Monday, February 23, 2009

Opportunity for Consumer Hedgers

Focus yesterday in the energy markets turned once again to worries over demand destruction resulting from a continually faltering global economy. Past Opec production cuts partnered with a rumoured 1M barrel/day cut in March continue to be out-weighed by a lack of refinery action resulting in large feedstock builds in the United States. Over the past several months traders have watched as Fuel Oil cracks slowly strengthened. This is not to say that the FO price has remained bid, just that relative to a global benchmark such as WTI the price has experienced less sag, with March Singapore Fuel Oil 180 trading most recently between $250 – 270 before being offered late yesterday just below $250.

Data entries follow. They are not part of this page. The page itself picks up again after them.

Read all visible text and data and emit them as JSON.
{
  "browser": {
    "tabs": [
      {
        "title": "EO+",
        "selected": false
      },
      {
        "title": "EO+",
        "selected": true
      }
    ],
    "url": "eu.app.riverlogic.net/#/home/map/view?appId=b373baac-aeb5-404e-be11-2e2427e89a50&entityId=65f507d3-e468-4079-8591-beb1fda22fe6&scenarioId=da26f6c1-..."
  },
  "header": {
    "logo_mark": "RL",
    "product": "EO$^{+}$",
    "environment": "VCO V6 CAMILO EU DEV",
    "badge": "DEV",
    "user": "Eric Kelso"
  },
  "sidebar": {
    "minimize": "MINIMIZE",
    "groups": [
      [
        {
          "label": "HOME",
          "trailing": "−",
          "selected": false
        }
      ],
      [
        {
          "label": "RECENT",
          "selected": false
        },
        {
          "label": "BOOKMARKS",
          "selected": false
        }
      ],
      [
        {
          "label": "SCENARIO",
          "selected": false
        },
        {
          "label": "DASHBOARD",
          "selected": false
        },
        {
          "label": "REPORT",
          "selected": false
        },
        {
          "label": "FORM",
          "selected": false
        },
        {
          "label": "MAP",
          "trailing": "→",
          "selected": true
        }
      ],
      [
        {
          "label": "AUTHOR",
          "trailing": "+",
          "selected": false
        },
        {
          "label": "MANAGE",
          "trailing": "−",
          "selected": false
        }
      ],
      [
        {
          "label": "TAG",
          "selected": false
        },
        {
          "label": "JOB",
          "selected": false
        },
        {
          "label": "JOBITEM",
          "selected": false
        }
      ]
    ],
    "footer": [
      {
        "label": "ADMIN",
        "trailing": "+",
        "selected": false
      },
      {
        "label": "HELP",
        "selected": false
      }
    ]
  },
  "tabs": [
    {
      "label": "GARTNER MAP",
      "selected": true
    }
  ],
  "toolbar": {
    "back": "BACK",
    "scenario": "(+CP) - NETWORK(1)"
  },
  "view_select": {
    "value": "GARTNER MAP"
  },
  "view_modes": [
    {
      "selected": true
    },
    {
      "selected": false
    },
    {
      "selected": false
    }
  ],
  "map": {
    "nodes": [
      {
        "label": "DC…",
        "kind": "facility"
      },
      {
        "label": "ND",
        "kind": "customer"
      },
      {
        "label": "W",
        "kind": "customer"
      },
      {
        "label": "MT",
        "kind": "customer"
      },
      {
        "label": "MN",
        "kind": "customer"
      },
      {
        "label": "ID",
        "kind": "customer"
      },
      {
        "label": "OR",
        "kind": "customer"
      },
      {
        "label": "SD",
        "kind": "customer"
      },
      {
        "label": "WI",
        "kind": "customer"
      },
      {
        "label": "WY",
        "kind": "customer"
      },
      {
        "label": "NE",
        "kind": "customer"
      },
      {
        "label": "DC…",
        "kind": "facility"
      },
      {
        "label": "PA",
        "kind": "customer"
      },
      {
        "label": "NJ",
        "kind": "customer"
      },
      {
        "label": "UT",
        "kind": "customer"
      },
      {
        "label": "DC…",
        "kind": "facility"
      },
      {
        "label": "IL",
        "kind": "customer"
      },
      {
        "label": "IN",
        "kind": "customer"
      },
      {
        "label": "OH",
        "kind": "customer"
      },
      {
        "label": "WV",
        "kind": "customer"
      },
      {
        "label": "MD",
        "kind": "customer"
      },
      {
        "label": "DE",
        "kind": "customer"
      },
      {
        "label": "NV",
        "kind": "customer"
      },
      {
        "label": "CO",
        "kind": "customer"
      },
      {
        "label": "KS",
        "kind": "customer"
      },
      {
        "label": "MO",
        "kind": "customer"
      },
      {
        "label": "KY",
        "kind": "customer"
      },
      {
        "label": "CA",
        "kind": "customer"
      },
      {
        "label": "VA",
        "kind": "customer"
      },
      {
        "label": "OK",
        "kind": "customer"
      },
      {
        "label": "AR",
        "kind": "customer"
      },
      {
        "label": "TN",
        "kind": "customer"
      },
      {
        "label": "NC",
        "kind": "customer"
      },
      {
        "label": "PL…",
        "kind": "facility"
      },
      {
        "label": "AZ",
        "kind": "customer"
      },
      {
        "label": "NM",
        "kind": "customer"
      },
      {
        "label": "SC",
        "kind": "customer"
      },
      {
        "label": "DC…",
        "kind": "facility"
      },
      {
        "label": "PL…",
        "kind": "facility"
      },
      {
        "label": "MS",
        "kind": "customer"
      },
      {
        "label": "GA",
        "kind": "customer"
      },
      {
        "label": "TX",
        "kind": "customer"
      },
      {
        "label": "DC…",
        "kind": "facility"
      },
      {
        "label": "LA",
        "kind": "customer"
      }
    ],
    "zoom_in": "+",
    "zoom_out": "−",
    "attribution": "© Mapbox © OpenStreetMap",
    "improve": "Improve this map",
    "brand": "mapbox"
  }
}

Yesterday’s price weakness has allowed consumer hedgers to enter into the market and secure short-term upside protection of the kind unavailable for the last several weeks using Zero-Cost Collars. The Q209 Sing Fuel Oil 180 $270 call can now be purchased for Zero-Cost by selling the $238 put in the same tenor. For those hedgers looking for less mark-to-market volatility (less painful margin calls), the Q209 $270/320 call spread can be purchased for Zero-Cost by selling the $205 put in the same tenor. Using a Q209 underlying reference price of approximately $249, this trade provides downside breathing room of approximately $44 in exchange for $50 of upside protection above $270.